Abdus-Salaam was joined in dissent by Read and Judge Victoria Graffeo (See Profile). Read wrote separately, noting the court’s long history of requiring claims of insufficiency to be preserved by as motion to dismiss at the close of evidence.
“As Judge Abdus-Salaam’s dissent illustrates, the way in which the majority purports to honor that principle here is downright bizarre,” she said. “As a consequence, those who follow our criminal jurisprudence closely will no doubt conclude that the majority was willing to abandon preservation to reach the merits.”

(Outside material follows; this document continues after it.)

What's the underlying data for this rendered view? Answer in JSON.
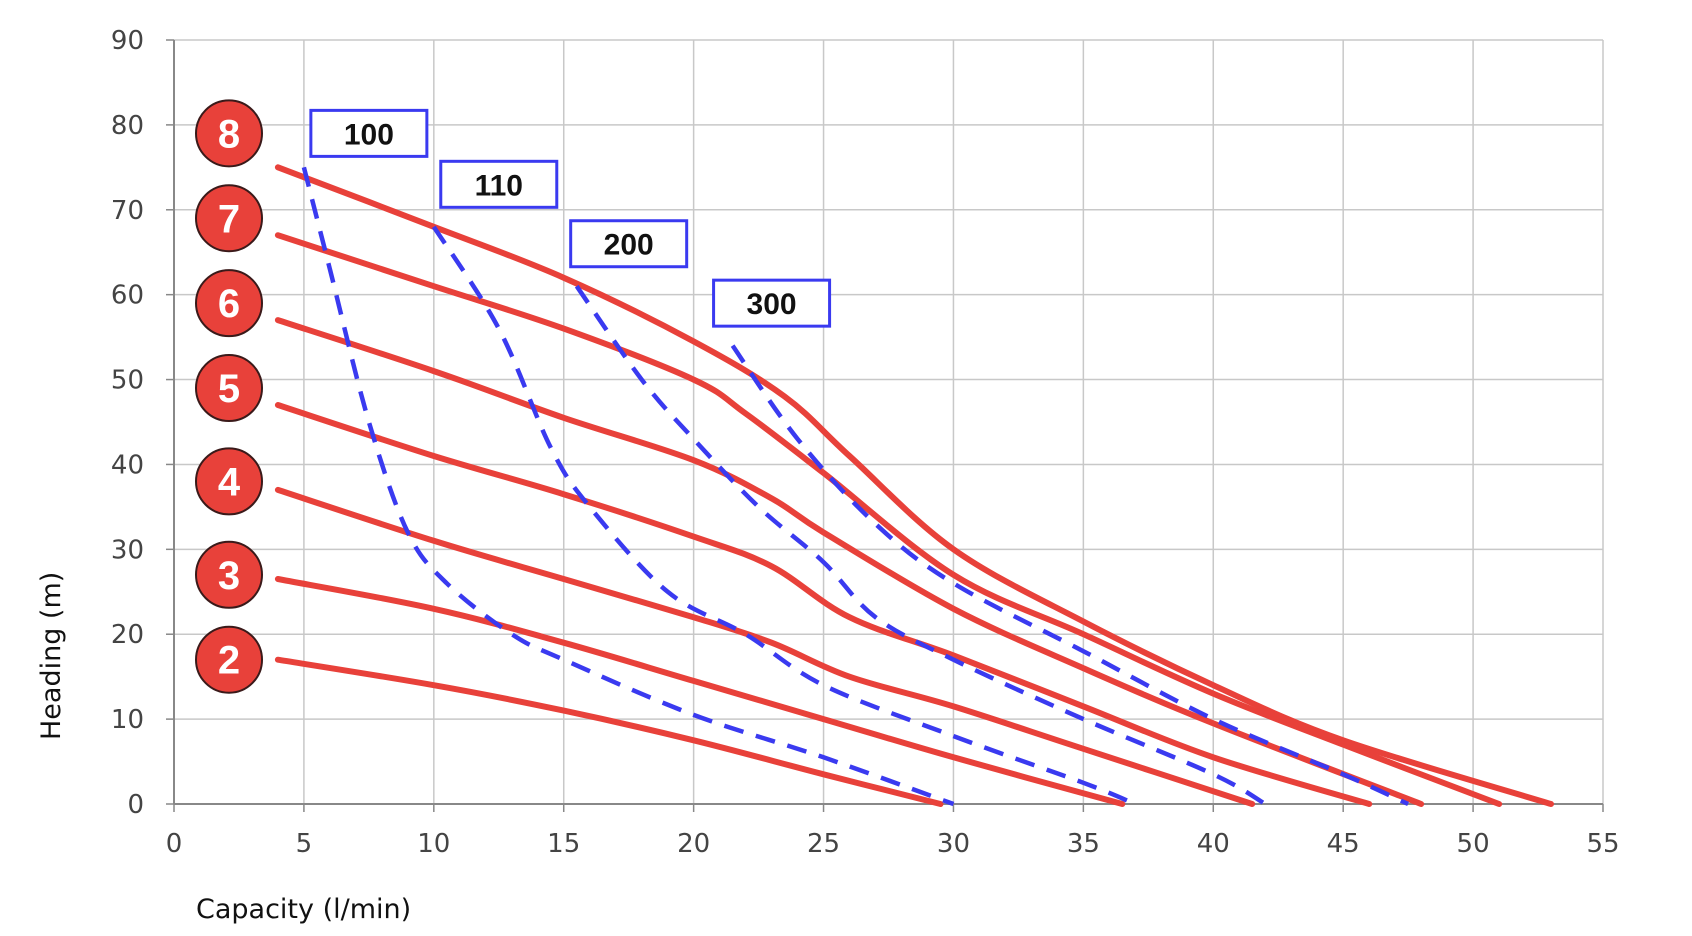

Read said she is “optimistic that today’s adventure in result-oriented decison-making will be looked upon in retrospect as an aberration, not a harbinger.”
Philip Rothschild, interim supervising attorney at the Hiscock Legal Aid Society in Syracuse, represented Finch on appeal. Finch had been represented at trial by 18-b lawyer Elizabeth Schenck, a solo practitioner in Syracuse.
Rothschild said the future implications and applications of the decision are unclear.
“I think the underlying aspect of the resisting arrest and probable cause is clearly the correct one,” Rothschild said. “But we have yet to see what the implications are vis-à-vis preservation. There seems to be a change, but I don’t know yet if it is a sea change or a minor correction. It may take a while for it all to shake out.”
Onondaga County Assistant District Attorney Joseph Centra represented the prosecution. Like Rothschild, he said he was surprised by the court’s emphasis on the preservation issue. Both attorneys expected the court to focus on whether the officer had probable cause to arrest the defendant.
“After reviewing the decision, obviously I agree with the dissent,” Centra said. “It looks like they really focused on the preservation issue. I thought they would focus on the merits, the probable cause for arrest. We agree with the dissent and believe the officer had more than enough probable cause for the arrest. Obviously, the majority saw otherwise.”